It’s easier to link to this text than it is to repeat the intuition every time.

Those who learn fastest win

One of the core reasons why, as I write this in mid-2018, Silicon Civilization has the world in their teeth is because they figured out that it wasn’t just about learning. It was about learning quickly.

Look at it from their perspective. A startup is a hypothesis looking for validation. Those startups that are able to learn fastest have a greatest chance of pulling up before the runway runs out. Those that learned survived takeoff. Those that really thrived never stopped learning.

They win because they got really good at learning.

It isn’t purely about data, it’s about how it’s used to learn

If it was entirely about access to data, and only about data, then the world’s middle management data hoarders would be masters of the universe. They aren’t. There’s way too much data chasing way too few brains. There’s very little opportunity for many of our duopoly minders.

Data, for many, is simply there for the veneer of credibility it gives to gut decision making. Somebody somewhere has a genuinely stupid idea and they need the data to prove to decision makers that it is a good one. Or, worse, somebody somewhere has a genuinely fantastic idea and they can’t rally enough data to symbolically counter somebody who has rallied contrary data. As one middle manager at a large telco once said: “Oh, I see you brought a binder of data, next time I’ll bring three binders of data and we can play that game.”

When data about the competitive or internal environment is rallied to make decisions about things other than optimization tweaks, real second order learning can happen. This is really important because one can outlearn a strong competitor, but one can’t out-optimize their way out of a truly terrible situation.

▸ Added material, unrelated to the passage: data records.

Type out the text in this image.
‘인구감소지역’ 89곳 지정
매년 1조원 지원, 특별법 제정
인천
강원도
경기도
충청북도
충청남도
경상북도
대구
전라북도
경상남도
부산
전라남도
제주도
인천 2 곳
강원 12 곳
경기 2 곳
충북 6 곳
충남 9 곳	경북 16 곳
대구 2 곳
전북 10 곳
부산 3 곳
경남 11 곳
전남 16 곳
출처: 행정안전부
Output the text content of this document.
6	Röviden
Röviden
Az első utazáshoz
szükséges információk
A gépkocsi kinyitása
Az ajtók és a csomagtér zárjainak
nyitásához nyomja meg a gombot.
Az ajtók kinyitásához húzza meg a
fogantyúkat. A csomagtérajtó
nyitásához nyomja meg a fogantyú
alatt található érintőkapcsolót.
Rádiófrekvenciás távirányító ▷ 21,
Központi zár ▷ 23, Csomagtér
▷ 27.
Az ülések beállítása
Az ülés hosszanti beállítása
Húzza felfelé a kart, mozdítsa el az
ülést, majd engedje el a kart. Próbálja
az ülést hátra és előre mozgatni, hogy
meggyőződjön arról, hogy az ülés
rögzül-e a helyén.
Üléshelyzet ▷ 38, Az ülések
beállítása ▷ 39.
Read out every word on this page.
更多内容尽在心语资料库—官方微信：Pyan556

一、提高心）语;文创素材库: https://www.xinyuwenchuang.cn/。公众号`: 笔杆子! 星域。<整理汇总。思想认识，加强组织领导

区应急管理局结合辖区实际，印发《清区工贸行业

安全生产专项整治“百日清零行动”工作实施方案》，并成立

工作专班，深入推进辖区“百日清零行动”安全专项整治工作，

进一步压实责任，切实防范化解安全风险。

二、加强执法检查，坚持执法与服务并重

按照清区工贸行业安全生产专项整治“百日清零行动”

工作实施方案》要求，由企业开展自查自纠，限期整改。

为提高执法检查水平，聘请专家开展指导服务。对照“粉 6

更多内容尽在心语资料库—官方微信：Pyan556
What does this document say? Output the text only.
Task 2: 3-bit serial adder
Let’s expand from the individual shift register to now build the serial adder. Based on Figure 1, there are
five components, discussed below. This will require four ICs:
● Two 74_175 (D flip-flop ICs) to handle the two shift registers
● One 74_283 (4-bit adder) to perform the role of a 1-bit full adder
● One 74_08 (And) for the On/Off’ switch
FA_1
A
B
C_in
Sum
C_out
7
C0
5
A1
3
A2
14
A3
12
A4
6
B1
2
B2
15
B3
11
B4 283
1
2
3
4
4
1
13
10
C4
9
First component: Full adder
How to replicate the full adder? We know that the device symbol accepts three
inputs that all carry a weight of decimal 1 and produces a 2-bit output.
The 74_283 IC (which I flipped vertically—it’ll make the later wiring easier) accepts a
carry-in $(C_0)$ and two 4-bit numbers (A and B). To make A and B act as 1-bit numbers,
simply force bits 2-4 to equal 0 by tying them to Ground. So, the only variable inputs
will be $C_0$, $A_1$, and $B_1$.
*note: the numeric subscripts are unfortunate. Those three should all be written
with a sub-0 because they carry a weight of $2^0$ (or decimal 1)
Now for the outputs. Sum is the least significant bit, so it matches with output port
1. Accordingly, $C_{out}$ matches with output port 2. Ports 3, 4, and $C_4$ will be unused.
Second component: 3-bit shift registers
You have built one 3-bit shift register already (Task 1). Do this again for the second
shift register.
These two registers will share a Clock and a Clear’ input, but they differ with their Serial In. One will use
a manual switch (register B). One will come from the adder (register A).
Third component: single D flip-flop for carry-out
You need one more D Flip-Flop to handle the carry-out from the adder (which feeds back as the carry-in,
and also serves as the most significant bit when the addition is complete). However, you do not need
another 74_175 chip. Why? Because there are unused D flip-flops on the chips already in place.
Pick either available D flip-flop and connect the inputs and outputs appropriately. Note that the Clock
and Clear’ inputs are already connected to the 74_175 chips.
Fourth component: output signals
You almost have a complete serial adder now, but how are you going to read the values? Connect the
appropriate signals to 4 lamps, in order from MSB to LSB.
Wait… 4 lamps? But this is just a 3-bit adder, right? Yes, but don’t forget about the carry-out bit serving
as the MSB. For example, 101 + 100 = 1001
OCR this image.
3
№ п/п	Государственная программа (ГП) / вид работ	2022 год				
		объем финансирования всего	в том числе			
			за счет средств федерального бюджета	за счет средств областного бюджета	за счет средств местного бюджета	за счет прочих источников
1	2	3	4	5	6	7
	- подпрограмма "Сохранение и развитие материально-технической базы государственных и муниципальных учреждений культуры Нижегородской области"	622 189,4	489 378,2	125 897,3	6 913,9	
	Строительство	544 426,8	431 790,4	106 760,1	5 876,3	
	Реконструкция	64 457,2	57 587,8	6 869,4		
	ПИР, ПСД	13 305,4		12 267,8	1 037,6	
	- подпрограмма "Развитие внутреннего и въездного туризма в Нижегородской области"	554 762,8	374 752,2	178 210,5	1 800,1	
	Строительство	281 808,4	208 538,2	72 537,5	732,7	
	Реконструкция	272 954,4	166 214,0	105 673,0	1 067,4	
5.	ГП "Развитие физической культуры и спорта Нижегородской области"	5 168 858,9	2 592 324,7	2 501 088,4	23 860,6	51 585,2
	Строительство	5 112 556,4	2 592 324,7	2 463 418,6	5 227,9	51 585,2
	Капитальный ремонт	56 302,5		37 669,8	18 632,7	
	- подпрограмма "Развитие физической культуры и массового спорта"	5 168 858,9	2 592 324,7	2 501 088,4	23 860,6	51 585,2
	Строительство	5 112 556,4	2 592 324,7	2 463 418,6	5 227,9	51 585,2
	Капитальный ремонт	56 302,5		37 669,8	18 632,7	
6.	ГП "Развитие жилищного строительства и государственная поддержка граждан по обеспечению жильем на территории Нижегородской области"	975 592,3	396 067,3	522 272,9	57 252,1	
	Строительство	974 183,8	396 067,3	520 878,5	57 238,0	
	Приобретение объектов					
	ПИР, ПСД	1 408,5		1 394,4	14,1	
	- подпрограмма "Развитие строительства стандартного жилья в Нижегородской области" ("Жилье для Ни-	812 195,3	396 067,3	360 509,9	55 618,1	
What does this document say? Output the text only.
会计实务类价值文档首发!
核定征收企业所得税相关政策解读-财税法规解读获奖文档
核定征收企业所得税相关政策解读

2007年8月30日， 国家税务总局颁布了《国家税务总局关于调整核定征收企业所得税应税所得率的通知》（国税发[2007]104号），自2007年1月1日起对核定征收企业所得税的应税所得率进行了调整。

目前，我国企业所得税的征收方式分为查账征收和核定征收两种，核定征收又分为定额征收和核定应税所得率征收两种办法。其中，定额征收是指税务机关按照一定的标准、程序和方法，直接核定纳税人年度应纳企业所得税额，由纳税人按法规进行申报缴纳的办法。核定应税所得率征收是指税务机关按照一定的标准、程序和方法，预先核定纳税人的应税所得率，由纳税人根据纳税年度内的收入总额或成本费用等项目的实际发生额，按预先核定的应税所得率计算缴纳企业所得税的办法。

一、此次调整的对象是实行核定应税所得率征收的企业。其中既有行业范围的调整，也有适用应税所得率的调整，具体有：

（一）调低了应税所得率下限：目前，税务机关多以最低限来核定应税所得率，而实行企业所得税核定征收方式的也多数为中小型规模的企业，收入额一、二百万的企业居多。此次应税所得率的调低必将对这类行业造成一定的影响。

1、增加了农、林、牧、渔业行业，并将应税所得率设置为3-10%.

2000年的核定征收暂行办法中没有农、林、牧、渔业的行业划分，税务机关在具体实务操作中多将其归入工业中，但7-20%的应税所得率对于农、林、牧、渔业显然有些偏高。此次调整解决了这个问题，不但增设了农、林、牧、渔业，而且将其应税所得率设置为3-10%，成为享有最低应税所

It’s about learning. Does information from nature seep into the mental models of how managers make decisions? Do models update? If not, why not? If so, how often?

Rate of learning

Most valley startups are optimized for speed. This approach has been taken right into stack. A lot of the impulses around modern CI/CD are about deploying stable code really quickly. Why? Because the code, the very source of enablement, was often getting in the way of learning. Make it easy to ship and one makes it easy to learn. Friction is reduced and the rate of learning is increased.

They have cultures that are optimized for speed. They can take some pretty bold risks because they only expose the craziest things to a small portion of their user base. They release slightly embarrassing things all the time. They’re fail tolerant. Managers that continuously improve and who exude an indefatigable (and saccharine) sense of optimism are selected and rewarded.

Vector of learning

Their learning is often directed and aligned against at least one thesis. Google didn’t start with testing 41 shades of blue. It learned all the big things early and got really big into optimization once it had traction. You only get to 41 shades of blue once the big battles are fought. I think it’s great that they’ve earned the priveledge of optimizing something that specific. And that tale of woe dates to 2009.

The learning isn’t entirely undirected. (To retain a strong sense of empowerment, it’s important to be open to tons of tests.) Typically the learning is directed at testing a direction. It might have the outward appearance of scattershot. And some degree of randomness is important for discovery. But there’s a vector.

Who decides the vector, and if that direction of learning is producing dividends, is the stuff of management. Is management able to accept that a given vector may not have been a good one, and can they modify the angle of it over time? If so, they earn another life. If not, they die. I won’t list the number of companies who have just failed to adjust their vector.

A vector-line that doesn’t have an arrow is a dot. You can’t ever validate or reject a thesis if there’s no learning the direction of the arrow.

Those who learn fastest, win

In general, we should wherever possible, enable learning to happen faster.

That means making it easier to ship. Because learning.

That means democratic access to even slightly dirty data. Because learning.

That means empowering action. Because learning.

That means recognizing and rewarding learning. Because learning.

Because those that learn fastest, win.